O ensino ‘direto’ ou aula pela TV - ora secundado pelo vídeo – é a integração do audiovisual à escola que mais se difundiu no Brasil. Os programas, em sua maioria, ‘aulas gravadas’, transmitem conteúdos conforme linguagem de aulas presenciais, embora utilizem técnicas e recursos audiovisuais. Atribui-se ao programa a “competência de ensinar” sem mediação do professor.

Aplicá-lo não se justifica pela melhoria da educação, mas por carência de professores habilitados. A questão formativa do educador não está sendo destacada. Pelo contrário, substitui-se o educador por profissionais menos preparados.

No nordeste, para resolver a “explosão da demanda por vagas no ensino médio, que exige professores capacitados, “a solução tem sido substituir professores tradicionais por aulas ministradas via TV” (“A televisão vira professor-tampão no nordeste”, 2003). O Ceará introduziu TV em escolas (1974) como sistema emergencial para atender o interior do estado, onde havia insuficiência de professores. Até hoje improvisam com mão-de-obra sem formação específica e responsabilizam-se por até quatro disciplinas no ensino médio (Fernandes, 2003).

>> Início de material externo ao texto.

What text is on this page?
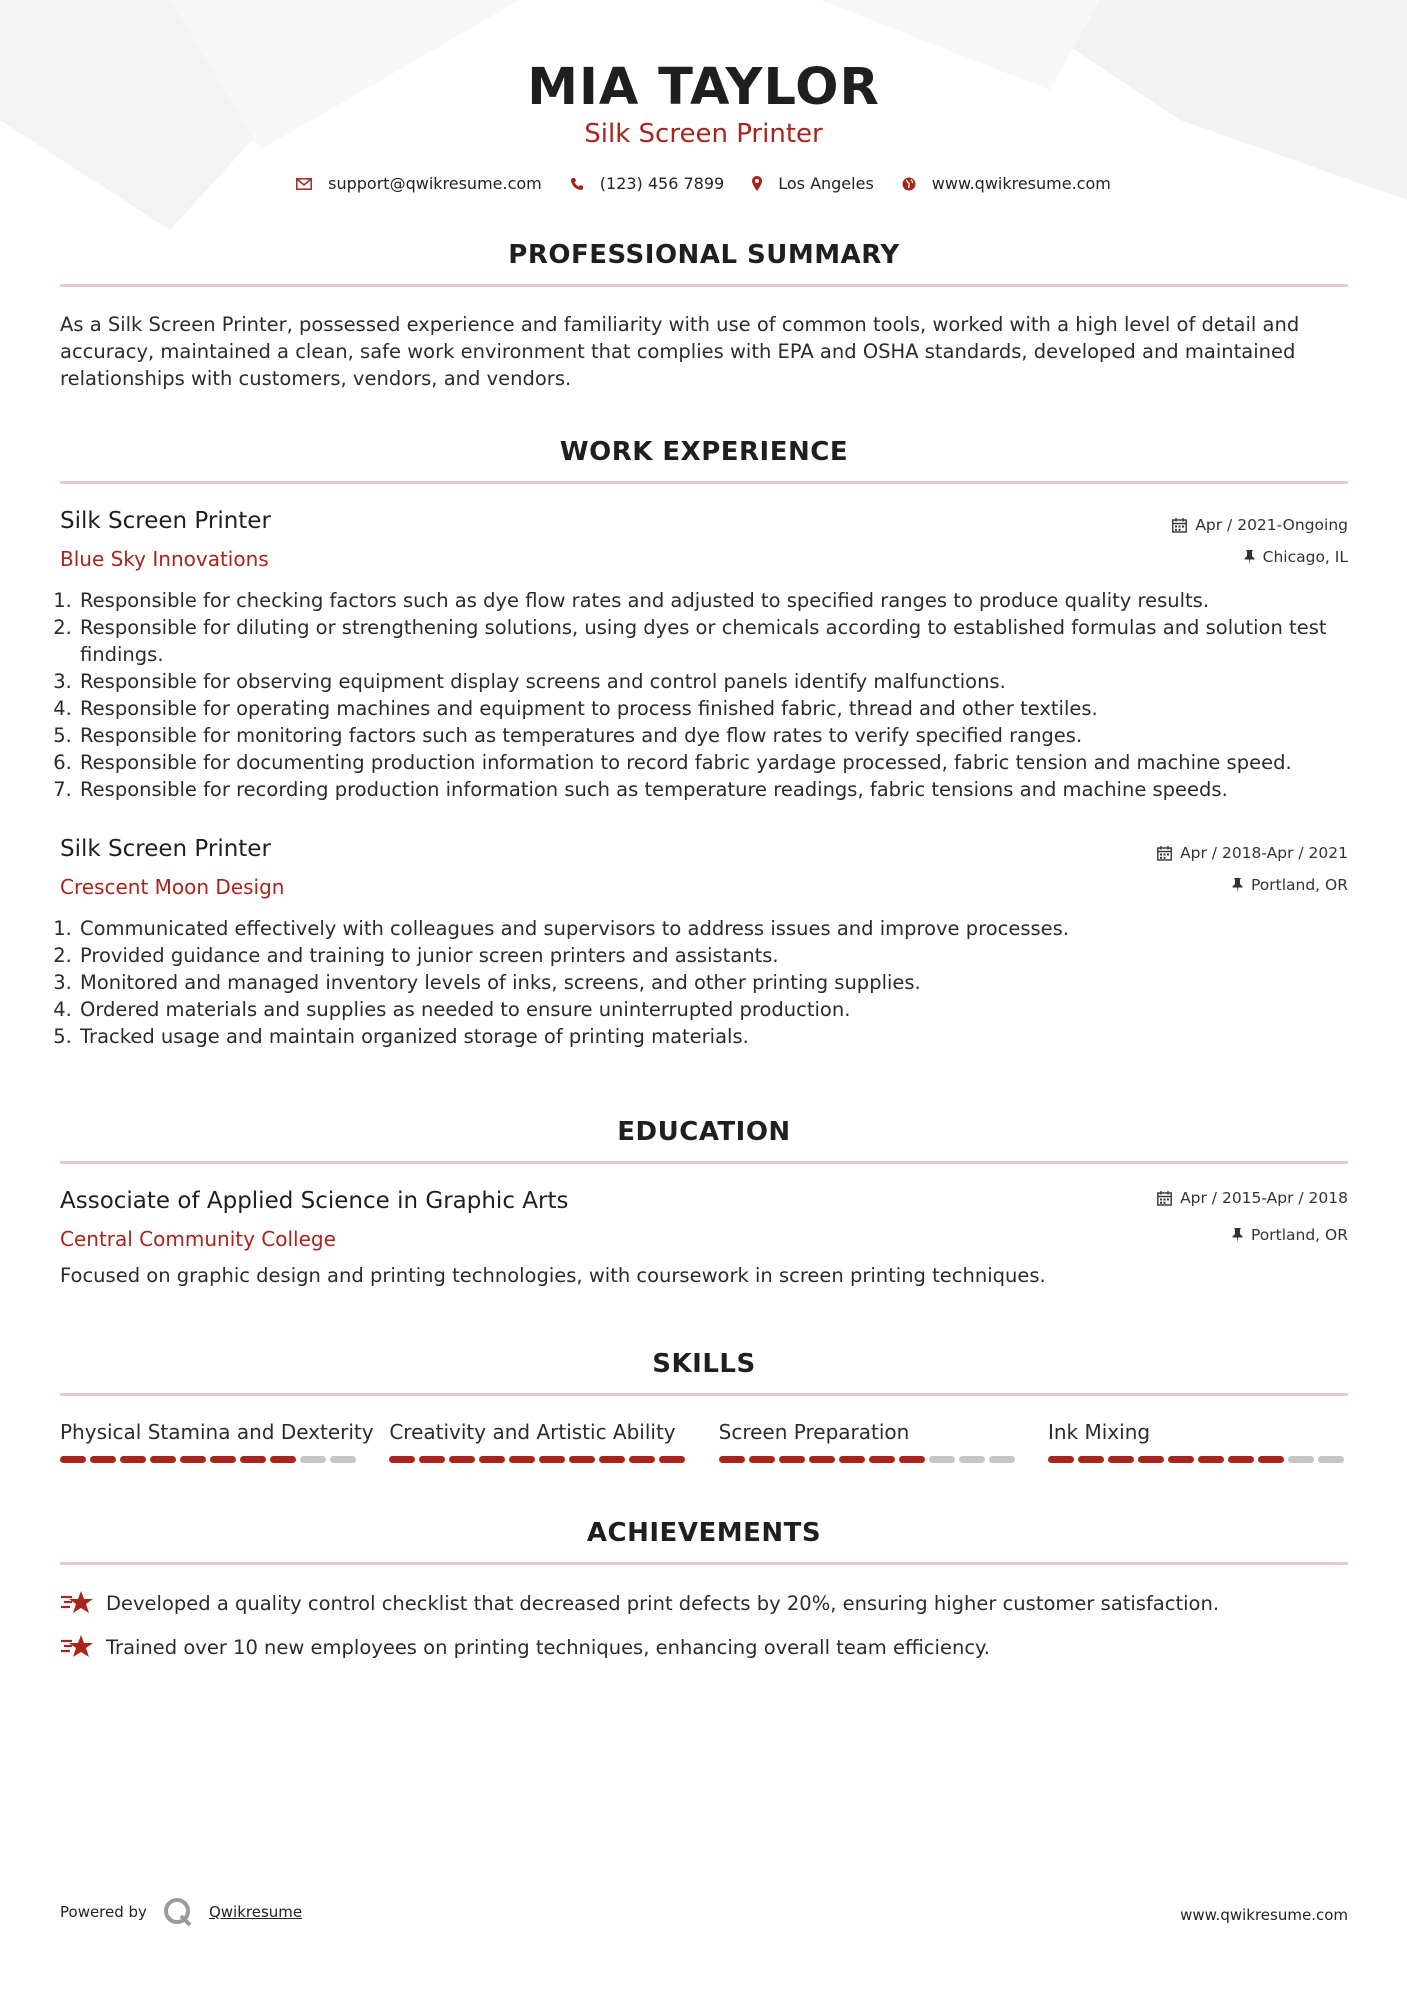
MIA TAYLOR
Silk Screen Printer
support@qwikresume.com	(123) 456 7899	Los Angeles	www.qwikresume.com
PROFESSIONAL SUMMARY
As a Silk Screen Printer, possessed experience and familiarity with use of common tools, worked with a high level of detail and accuracy, maintained a clean, safe work environment that complies with EPA and OSHA standards, developed and maintained relationships with customers, vendors, and vendors.
WORK EXPERIENCE
Silk Screen Printer
Blue Sky Innovations
Apr / 2021-Ongoing
Chicago, IL
1. Responsible for checking factors such as dye flow rates and adjusted to specified ranges to produce quality results.
2. Responsible for diluting or strengthening solutions, using dyes or chemicals according to established formulas and solution test findings.
3. Responsible for observing equipment display screens and control panels identify malfunctions.
4. Responsible for operating machines and equipment to process finished fabric, thread and other textiles.
5. Responsible for monitoring factors such as temperatures and dye flow rates to verify specified ranges.
6. Responsible for documenting production information to record fabric yardage processed, fabric tension and machine speed.
7. Responsible for recording production information such as temperature readings, fabric tensions and machine speeds.
Silk Screen Printer
Crescent Moon Design
Apr / 2018-Apr / 2021
Portland, OR
1. Communicated effectively with colleagues and supervisors to address issues and improve processes.
2. Provided guidance and training to junior screen printers and assistants.
3. Monitored and managed inventory levels of inks, screens, and other printing supplies.
4. Ordered materials and supplies as needed to ensure uninterrupted production.
5. Tracked usage and maintain organized storage of printing materials.
EDUCATION
Associate of Applied Science in Graphic Arts
Central Community College
Apr / 2015-Apr / 2018
Portland, OR
Focused on graphic design and printing technologies, with coursework in screen printing techniques.
SKILLS
Physical Stamina and Dexterity Creativity and Artistic Ability	Screen Preparation	Ink Mixing
ACHIEVEMENTS
Developed a quality control checklist that decreased print defects by 20%, ensuring higher customer satisfaction.
Trained over 10 new employees on printing techniques, enhancing overall team efficiency.
Powered by	Qwikresume	www.qwikresume.com
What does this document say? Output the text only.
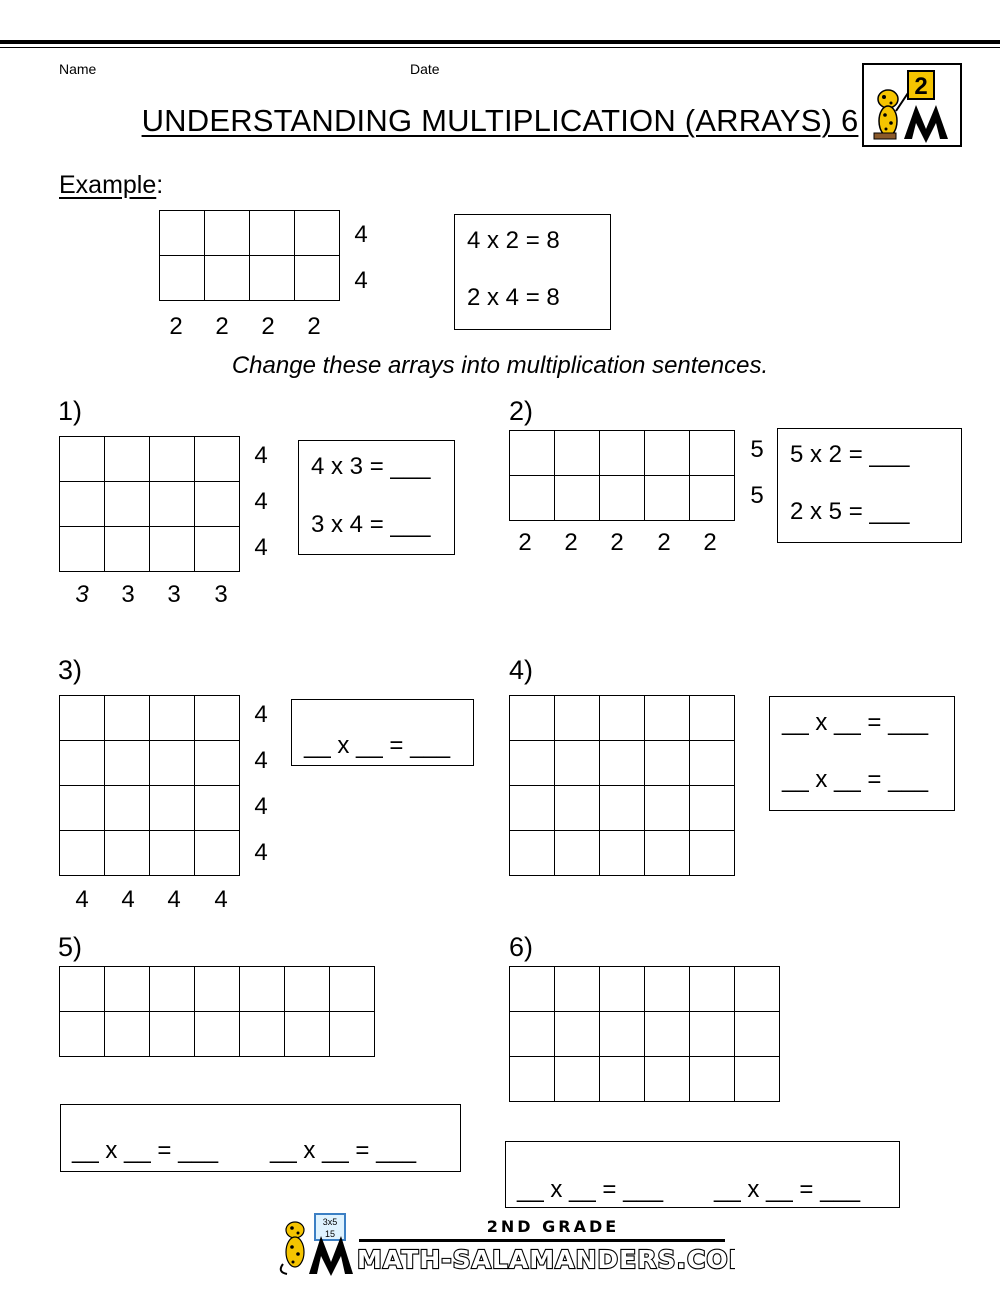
Name	Date
UNDERSTANDING MULTIPLICATION (ARRAYS) 6
2
Example:

4
4
2	2	2	2
4 x 2 = 8
2 x 4 = 8
Change these arrays into multiplication sentences.
1)

4
4
4
3	3	3	3
4 x 3 = ___
3 x 4 = ___
2)

5
5
2	2	2	2	2
5 x 2 = ___
2 x 5 = ___
3)

4
4
4
4
4	4	4	4
__ x __ = ___
4)

__ x __ = ___
__ x __ = ___
5)

__ x __ = ___ __ x __ = ___
6)

__ x __ = ___ __ x __ = ___
3x5
15	2ND GRADE
MATH-SALAMANDERS.COM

Além do papel reservado ao professor e da não preocupação com sua formação, critica-se no ensino pela TV a não-exploração das expressivas possibilidades que esta mídia oferece e a sua redução a veículo de transmissão de aula. Instigante é o atendimento às exigências pedagógicas e às da linguagem televisiva, articular o televisivo ao didático, tecer a intenção de ensinar para encontra-se com a expressão televisiva, construir no audiovisual a mensagem pedagógica. (Carneiro, 1999).

Ao se opor programa educativo a programa de entretenimento, elege-se “a seriedade” como o propósito dos educativos de TV. Ensinar com a TV é função das específicas televisões educativas sisudamente criadas contra o entretenimento. As programações, destinadas a escolas, eliminavam a preocupação de atrair, de tornar interessante.

Ferrés (1988: 10) relembra: “Ao se assumir um novo meio supõe-se assumir nova forma de expressão, nova maneira de codificar a realidade. Linguagem audiovisual não é janela aberta ao mundo, mas maneira de pensar o mundo".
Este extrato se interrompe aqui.